Igualmente insuportável é a incompetência de proporções latifundiárias
com que este arremedo de republiqueta de bananas vem sendo governado. É de uma
clareza meridiana que alguns políticos de altíssimo coturno — cujos
nomes eu prefiro não citar — estão preocupados em livrar seus próprios rabos
sujos e os rabos sujos dos seus, além de fazer acordos espúrios com partidos
igualmente espúrios — isso depois de repudiarem
veementemente a política do toma lá dá cá — para comprar (com nosso dinheiro), a exemplo do que fez o vampiro do Jaburu, a boa vontade
de marafonas da Câmara para evitar que eventual
denúncia tenha prosseguimento no STF,
ou que um dos mais de 30 pedidos de impeachment sobre os quais Rodrigo Maia está sentado receba sinal
verde para seguir para o Senado.
Não é o momento, diz o presidente da Câmara.
E não é, mesmo!

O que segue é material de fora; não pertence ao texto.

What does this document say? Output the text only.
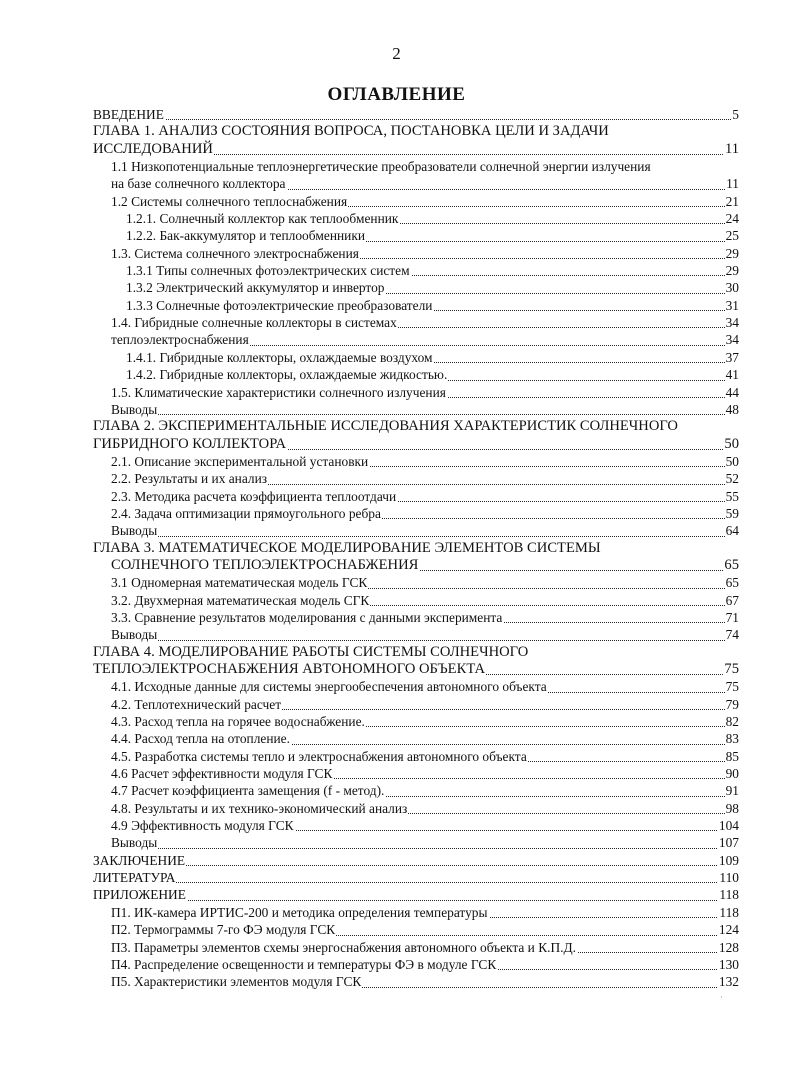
2
ОГЛАВЛЕНИЕ
ВВЕДЕНИЕ	5
ГЛАВА 1. АНАЛИЗ СОСТОЯНИЯ ВОПРОСА, ПОСТАНОВКА ЦЕЛИ И ЗАДАЧИ
ИССЛЕДОВАНИЙ	11
1.1 Низкопотенциальные теплоэнергетические преобразователи солнечной энергии излучения
на базе солнечного коллектора	11
1.2 Системы солнечного теплоснабжения	21
1.2.1. Солнечный коллектор как теплообменник	24
1.2.2. Бак-аккумулятор и теплообменники	25
1.3. Система солнечного электроснабжения	29
1.3.1 Типы солнечных фотоэлектрических систем	29
1.3.2 Электрический аккумулятор и инвертор	30
1.3.3 Солнечные фотоэлектрические преобразователи	31
1.4. Гибридные солнечные коллекторы в системах	34
теплоэлектроснабжения	34
1.4.1. Гибридные коллекторы, охлаждаемые воздухом	37
1.4.2. Гибридные коллекторы, охлаждаемые жидкостью.	41
1.5. Климатические характеристики солнечного излучения	44
Выводы	48
ГЛАВА 2. ЭКСПЕРИМЕНТАЛЬНЫЕ ИССЛЕДОВАНИЯ ХАРАКТЕРИСТИК СОЛНЕЧНОГО
ГИБРИДНОГО КОЛЛЕКТОРА	50
2.1. Описание экспериментальной установки	50
2.2. Результаты и их анализ	52
2.3. Методика расчета коэффициента теплоотдачи	55
2.4. Задача оптимизации прямоугольного ребра	59
Выводы	64
ГЛАВА 3. МАТЕМАТИЧЕСКОЕ МОДЕЛИРОВАНИЕ ЭЛЕМЕНТОВ СИСТЕМЫ
СОЛНЕЧНОГО ТЕПЛОЭЛЕКТРОСНАБЖЕНИЯ	65
3.1 Одномерная математическая модель ГСК	65
3.2. Двухмерная математическая модель СГК	67
3.3. Сравнение результатов моделирования с данными эксперимента	71
Выводы	74
ГЛАВА 4. МОДЕЛИРОВАНИЕ РАБОТЫ СИСТЕМЫ СОЛНЕЧНОГО
ТЕПЛОЭЛЕКТРОСНАБЖЕНИЯ АВТОНОМНОГО ОБЪЕКТА	75
4.1. Исходные данные для системы энергообеспечения автономного объекта	75
4.2. Теплотехнический расчет	79
4.3. Расход тепла на горячее водоснабжение.	82
4.4. Расход тепла на отопление.	83
4.5. Разработка системы тепло и электроснабжения автономного объекта	85
4.6 Расчет эффективности модуля ГСК	90
4.7 Расчет коэффициента замещения (f - метод).	91
4.8. Результаты и их технико-экономический анализ	98
4.9 Эффективность модуля ГСК	104
Выводы	107
ЗАКЛЮЧЕНИЕ	109
ЛИТЕРАТУРА	110
ПРИЛОЖЕНИЕ	118
П1. ИК-камера ИРТИС-200 и методика определения температуры	118
П2. Термограммы 7-го ФЭ модуля ГСК	124
П3. Параметры элементов схемы энергоснабжения автономного объекта и К.П.Д.	128
П4. Распределение освещенности и температуры ФЭ в модуле ГСК	130
П5. Характеристики элементов модуля ГСК	132
·
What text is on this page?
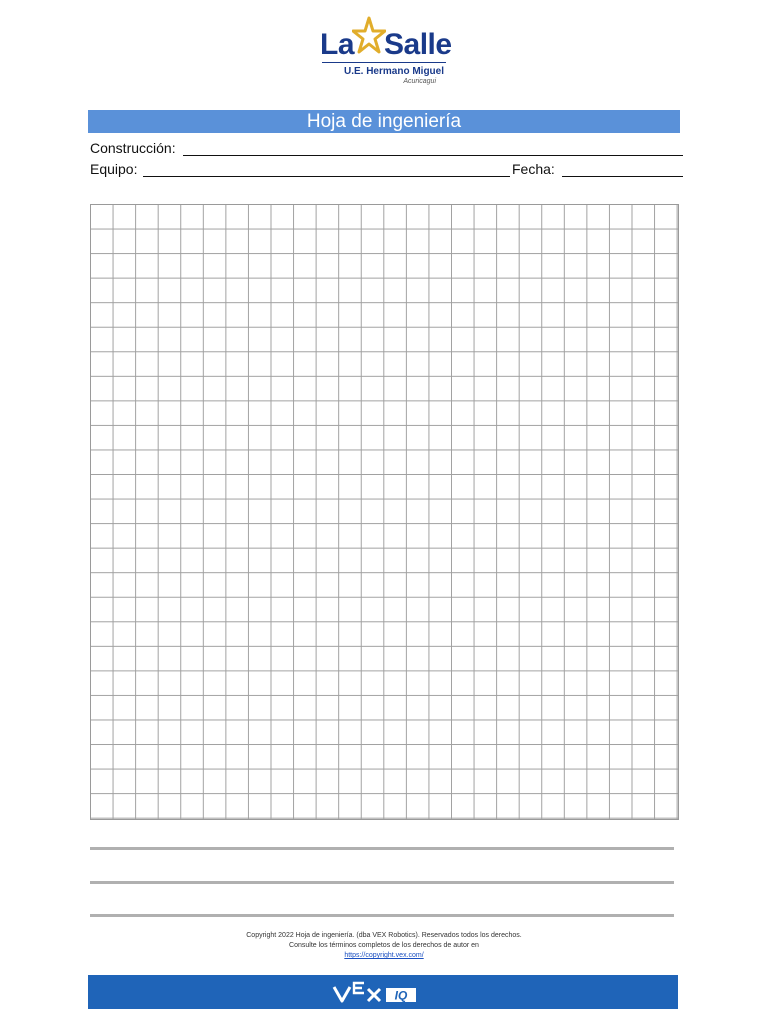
La Salle
U.E. Hermano Miguel
Acuricagui
Hoja de ingeniería
Construcción:
Equipo:	Fecha:
Copyright 2022 Hoja de ingeniería. (dba VEX Robotics). Reservados todos los derechos.
Consulte los términos completos de los derechos de autor en
https://copyright.vex.com/
IQ
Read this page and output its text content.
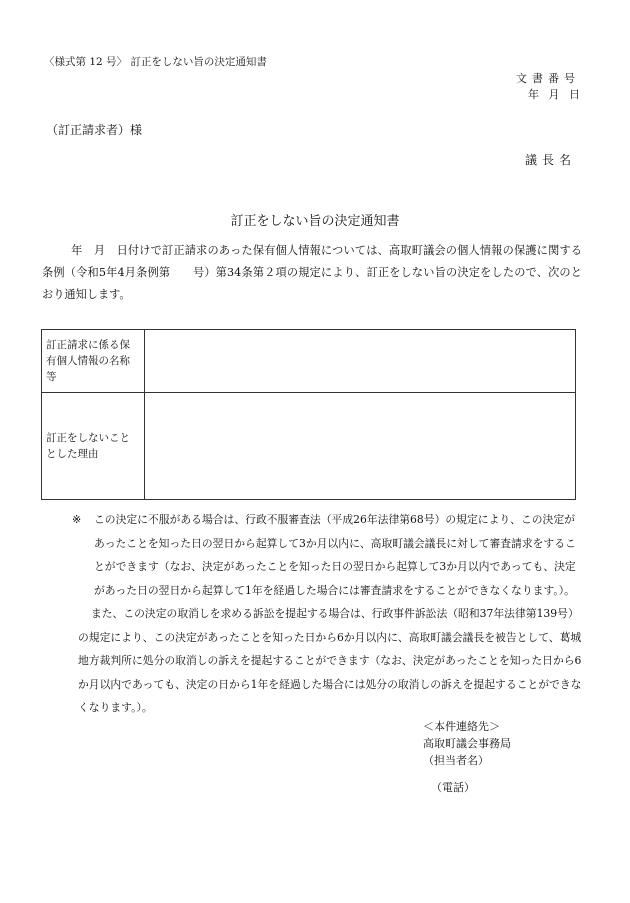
〈様式第 12 号〉 訂正をしない旨の決定通知書
文書番号
年 月 日
（訂正請求者）様
議長名
訂正をしない旨の決定通知書
年　月　日付けで訂正請求のあった保有個人情報については、高取町議会の個人情報の保護に関する条例（令和5年4月条例第　　号）第34条第２項の規定により、訂正をしない旨の決定をしたので、次のとおり通知します。
訂正請求に係る保有個人情報の名称等	
訂正をしないこととした理由	
※ この決定に不服がある場合は、行政不服審査法（平成26年法律第68号）の規定により、この決定があったことを知った日の翌日から起算して3か月以内に、高取町議会議長に対して審査請求をすることができます（なお、決定があったことを知った日の翌日から起算して3か月以内であっても、決定があった日の翌日から起算して1年を経過した場合には審査請求をすることができなくなります。）。
また、この決定の取消しを求める訴訟を提起する場合は、行政事件訴訟法（昭和37年法律第139号）の規定により、この決定があったことを知った日から6か月以内に、高取町議会議長を被告として、葛城地方裁判所に処分の取消しの訴えを提起することができます（なお、決定があったことを知った日から6か月以内であっても、決定の日から1年を経過した場合には処分の取消しの訴えを提起することができなくなります。）。
＜本件連絡先＞
高取町議会事務局
（担当者名）
（電話）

Só que alguém tem de combinar com os russos. Enquanto a gente
joga pelas regras e evita balançar ainda mais o barco durante a tempestade, eles tomam isso por fraqueza e aproveitam para
barbarizar.
Mandetta foi apeado porque estava fazendo um bom
trabalho — e sendo bem avaliado pela população. Moro foi forçado a se demitir devido ao tamanho do sapo cururu que
teria de engolir, mais uma vez, para ficar no cargo. Mas o ex-ministro não caiu atirando, como alguns vêm dizendo. Até porque, ao contrário de seus (agora) desafetos, Moro tem classe, e se limitou a deixar no ar a pergunta de um milhão:
por quê?
Se tem boca de jacaré, dentes de jacaré, couro de jacaré e rabo de jacaré, dificilmente será o coelho da Páscoa.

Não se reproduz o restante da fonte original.